De primeira, o estranhamento é causado: Oh Dae-Su tem nossa simpatia, pois, assim como ele, não compreendemos o inferno pelo qual atravessa. Joe Doucett, em contrapartida, é um fanfarrão idiota, com atitudes detestáveis logo nas primeiras sequências que o apresenta. No confinamento imputado a eles deliberadamente, o sul-coreano vive só, tentando encontrar nas profundezas de sua alma o que pode tê-lo levado àquele castigo tão brutal. Ele escreve sua autobiografia, quando percebe que havia pecado demais.
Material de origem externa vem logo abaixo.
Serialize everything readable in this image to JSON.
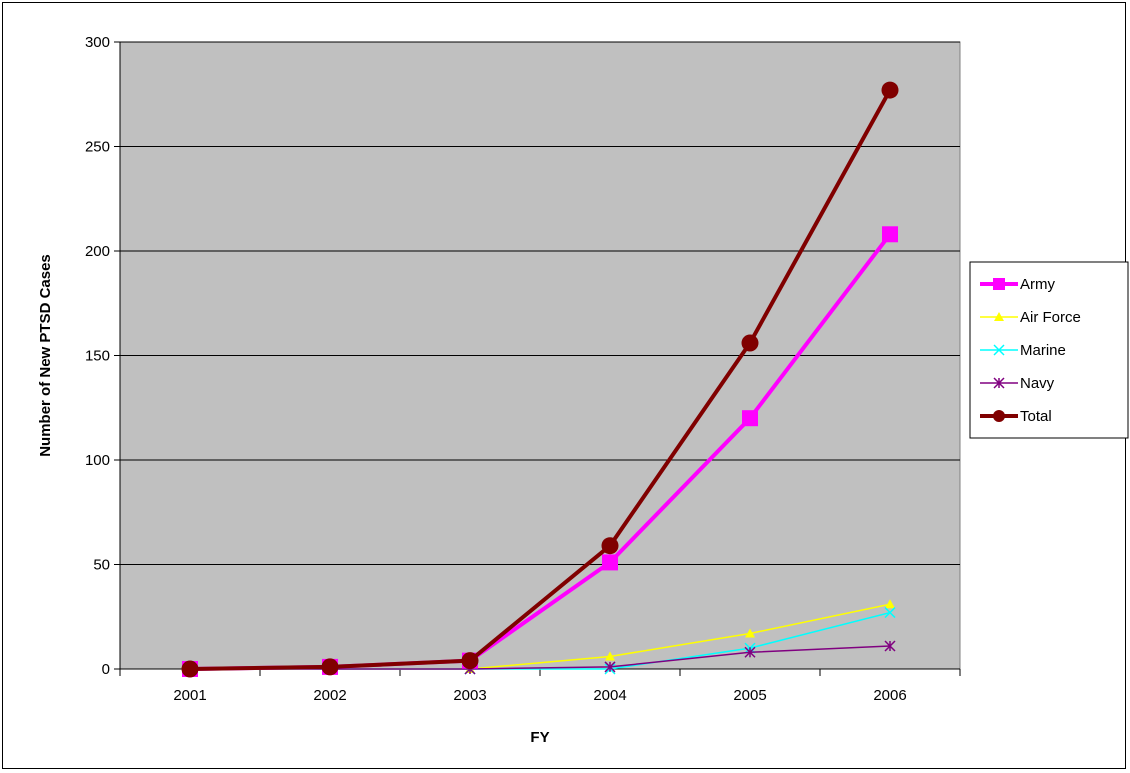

O americano não vive consigo mesmo; há ratinhos, visões, que fazem companhia a ele. Ele não revisita sua vida e se dá conta de que era um completo babaca. Ele lista alguns nomes óbvios que sugerem suas desavenças.
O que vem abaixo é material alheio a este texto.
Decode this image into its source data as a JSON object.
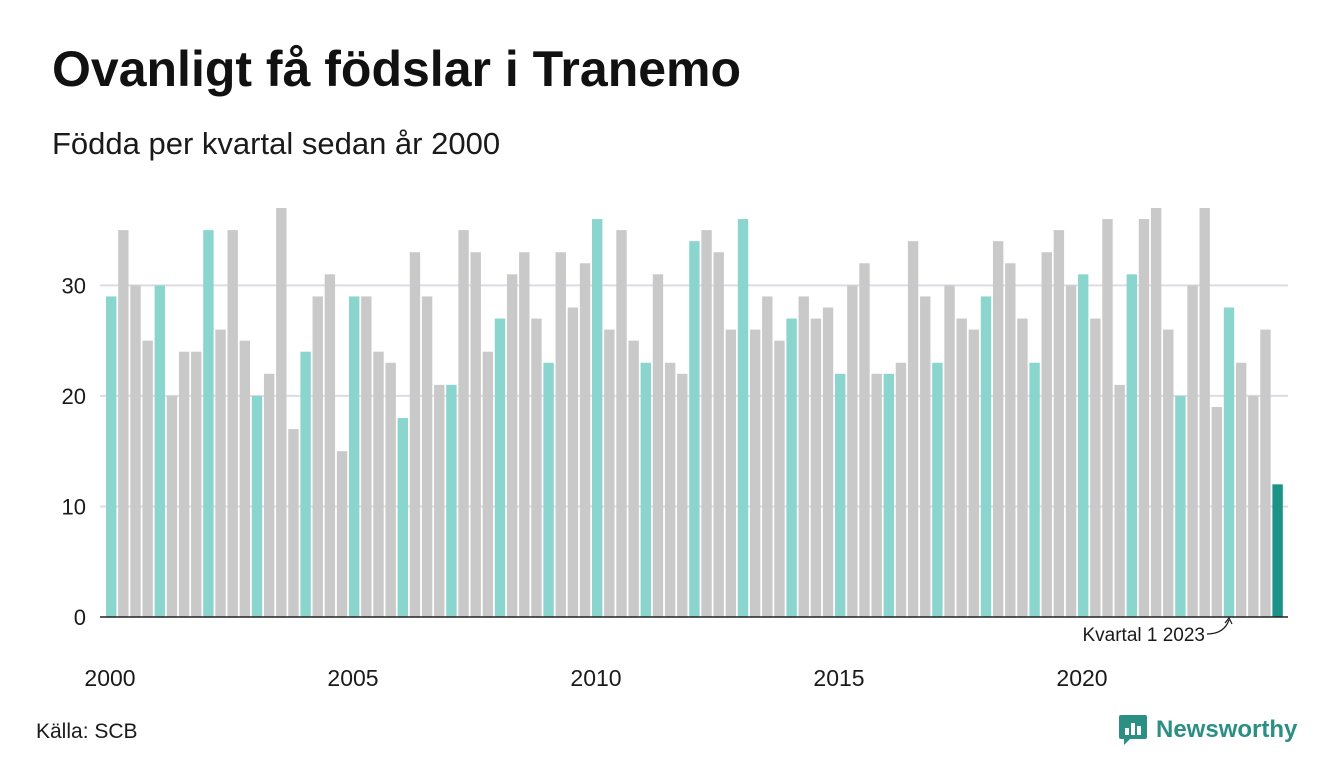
{
  "title": "Ovanligt få födslar i Tranemo",
  "subtitle": "Födda per kvartal sedan år 2000",
  "source": "Källa: SCB",
  "brand": {
    "name": "Newsworthy",
    "icon": "newsworthy-logo-icon"
  },
  "colors": {
    "q1": "#8ad6cf",
    "other": "#c9c9c9",
    "highlight": "#1b9386",
    "grid": "#dcdce4",
    "axis": "#222222"
  },
  "chart_data": {
    "type": "bar",
    "title": "Ovanligt få födslar i Tranemo",
    "subtitle": "Födda per kvartal sedan år 2000",
    "xlabel": "",
    "ylabel": "",
    "ylim": [
      0,
      37
    ],
    "yticks": [
      0,
      10,
      20,
      30
    ],
    "xticks": [
      "2000",
      "2005",
      "2010",
      "2015",
      "2020"
    ],
    "grid": true,
    "start_year": 2000,
    "values": [
      29,
      35,
      30,
      25,
      30,
      20,
      24,
      24,
      35,
      26,
      35,
      25,
      20,
      22,
      37,
      17,
      24,
      29,
      31,
      15,
      29,
      29,
      24,
      23,
      18,
      33,
      29,
      21,
      21,
      35,
      33,
      24,
      27,
      31,
      33,
      27,
      23,
      33,
      28,
      32,
      36,
      26,
      35,
      25,
      23,
      31,
      23,
      22,
      34,
      35,
      33,
      26,
      36,
      26,
      29,
      25,
      27,
      29,
      27,
      28,
      22,
      30,
      32,
      22,
      22,
      23,
      34,
      29,
      23,
      30,
      27,
      26,
      29,
      34,
      32,
      27,
      23,
      33,
      35,
      30,
      31,
      27,
      36,
      21,
      31,
      36,
      37,
      26,
      20,
      30,
      37,
      19,
      28,
      23,
      20,
      26,
      12
    ],
    "highlight_index": 96,
    "annotation": "Kvartal 1 2023"
  }
}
No desenrolar da narrativa, conhecemos o algoz do nosso protagonista – repare que não uso o verbete “vilão” – e novamente uma obra se distancia mais ainda da outra. O milionário construído por Park é alma sofrida em busca de vingança (sim, a vingança aqui não é só de Oh Dae-Su), enquanto a figura de Spike Lee é um afetado, anormal, uma imagem estilo aberração. Seu corpo traz deformidades, inclusive, como numa tentativa de distanciá-lo de um modelo absolutamente humano. Em ambos os casos, o verdugo cria uma situação para que o personagem principal cometa pecado semelhante (ou igual) àquele pelo que foram julgados por nosso protagonista, tempos atrás. No americano, a construção disso é falha e o personagem se arrepende amargamente. No sul-coreano, a construção disso é belíssima, o personagem se arrepende amargamente, mas opta, deliberadamente, por esquecê-lo, em uma conclusão que abala por completo a zona de conforto do espectador desavisado (tento, ao máximo, não lançar spoilers brutos, ainda que um ou outro seja jogado ao vento).
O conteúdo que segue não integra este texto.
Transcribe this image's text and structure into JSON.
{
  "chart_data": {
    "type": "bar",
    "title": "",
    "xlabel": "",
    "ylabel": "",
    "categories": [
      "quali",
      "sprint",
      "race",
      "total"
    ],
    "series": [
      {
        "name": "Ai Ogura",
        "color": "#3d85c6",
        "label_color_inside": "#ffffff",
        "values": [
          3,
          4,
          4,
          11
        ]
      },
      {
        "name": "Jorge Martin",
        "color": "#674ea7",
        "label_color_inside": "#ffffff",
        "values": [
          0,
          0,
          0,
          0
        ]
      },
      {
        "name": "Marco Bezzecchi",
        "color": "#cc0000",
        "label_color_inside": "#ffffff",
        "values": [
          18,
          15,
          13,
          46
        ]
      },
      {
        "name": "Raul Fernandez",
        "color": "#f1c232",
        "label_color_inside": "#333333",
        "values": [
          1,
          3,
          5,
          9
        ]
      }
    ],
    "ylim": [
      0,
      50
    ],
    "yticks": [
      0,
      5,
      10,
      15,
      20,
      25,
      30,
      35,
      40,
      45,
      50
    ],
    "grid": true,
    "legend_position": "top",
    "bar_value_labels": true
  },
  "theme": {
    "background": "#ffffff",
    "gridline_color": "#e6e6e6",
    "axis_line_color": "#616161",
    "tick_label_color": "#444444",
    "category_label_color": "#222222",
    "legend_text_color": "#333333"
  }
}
Além disso, Oldboy é muito mais que um filme de vingança tão somente. Ele aborda de forma profunda temas como solidão, amor, ódio, honra, autoconhecimento e autoflagelação. Dias de Vingança tenta encontrar um ou outro ponto desses – mas não todos – de forma, por vezes, pouco coerente e sem a construção fantástica de Park Chan-Wook. Não adianta nomes conhecidos, experientes e, isoladamente, com um belo trabalho (como é o caso dos atores Josh Brolin, Elizabeth Olsen, Sharlto Copley e Samuel L. Jackson), dirigidos por alguém conceituado como Spike Lee. Se não for genuíno, o resultado é frio, distante e sem sentido. Reza a lenda que Josh Brolin, ao falar com Park sobre o remake, teria ouvido do diretor sul-coreano “você e Spike façam seu próprio filme, não refaçam o nosso”; Spike disse mais tarde “e foi isso o que fizemos”. Não deveriam nem ter feito. Park Chan-Wook, com os incríveis Min-sik Choi, Ji-tae Yu e Hye-jeong Kang, da mesma história fazem uma obra profunda, bela, plena. Fazem uma obra-prima.
Normalmente, nos RPR, nós fazemos um quadro comparativo, em determinadas categorias, elencando qual das obras é superior. Neste, dispenso o recurso, já que, por todas as palavras aqui escritas, nota-se que Oldboy é – e sempre será – incomparável.